I have been called in because my children have walloped, bitten and pinched other classmates, and most recently touched somebody else’s willy. I was sat down, very seriously and told about him touching another child’s willy. To give you some context, they were getting changed after PE and there were a few of them being daft, he hadn’t backed anybody into a dark cupboard or anything. I’m not being funny, but he didn’t do this because he’s a sexual deviant; he’s a child and he thinks willies are fucking hilarious, which, let’s face it, they are. Can you take a penis seriously? I cannot. Willies look like Captain Barbosa from Pirates of the Caribbean.
barbosa
Do you know what I mean though? They sort of stare at you through their one eye. ‘Ahoy matey, be ye wantin’ to climb the mast?’
‘No. Fuck off. I want to go to sleep. And stop prodding me in the back.’ Obviously, I would like to state that what i’ve just been talking about there are grown up willies before that gets misconstrued.

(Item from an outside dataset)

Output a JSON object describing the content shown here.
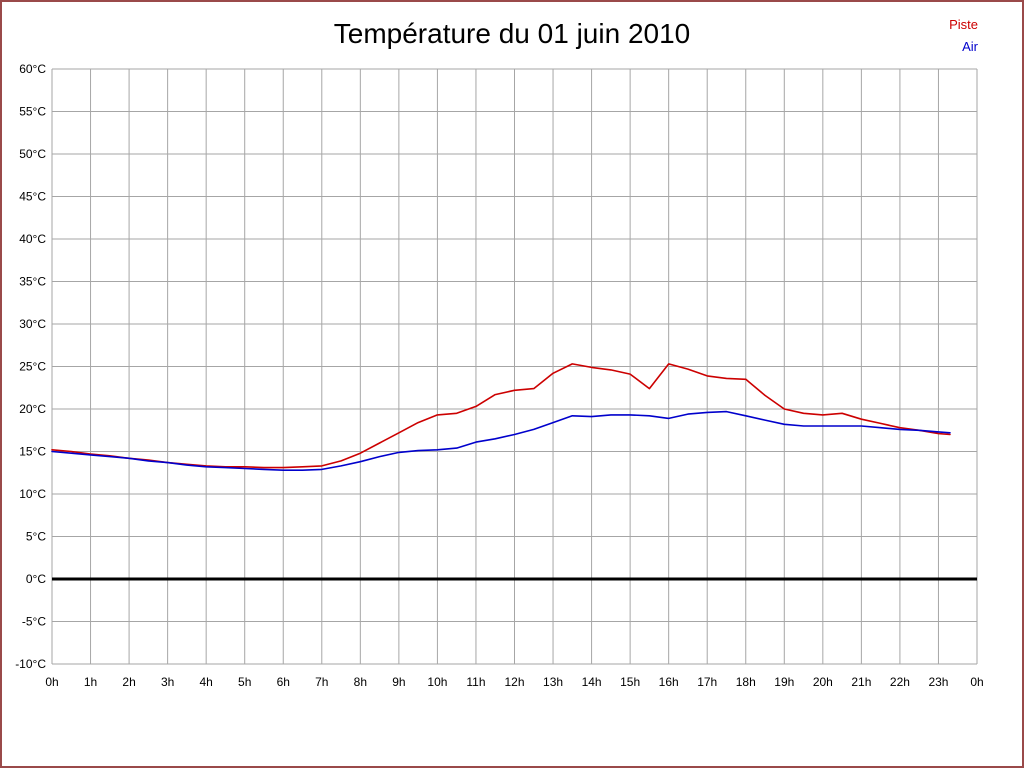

But seriously, willy waggling aside, kids are kids, they do this kind of daft stuff. Obviously if they’re repeatedly going after somebody, it needs dealing with but generally, they do stupid things, things that make you go ‘WHHHHHY?! I’M DOING EVERYTHING THE PARENTING BOOKS ARE TELLING ME TO! WHHHHHY ARE YOU SHOWING ME UP?!’ You will despair because you are doing your absolute bloody best to teach your child right from wrong; that going round biffing people is not the done thing; that your private parts are private; that you don’t say mean things to people. You are trying your absolute hardest but sometimes that isn’t always reflected in the way your child behaves. It is exhausting and sometimes soul destroying. I work so hard to try and help my children to become good people, I think the majority do.

The best thing that you can do as the parent of the one who is being a gobshite, is to message the parent of the injured party and say ‘Oh my God, i’m so sorry my child was such a pestilential poop, I am completely mortified (you will be, if you have anything about you).’
Generally, if they’re a good sort, they will message back and say ‘Don’t worry, mine can equally be an unbalanced young boll weever. Have yourself a glass of wine, you’re not alone in the whole child wanting to embarrass the SHIT OUT OF THEIR PARENT club.’ If they’re not a good sort and they don’t message, just sit back and think to yourself ‘I can’t fucking WAIT to watch them go through the teenage years.’ Because nobody is immune from their child giving them some grief at some stage.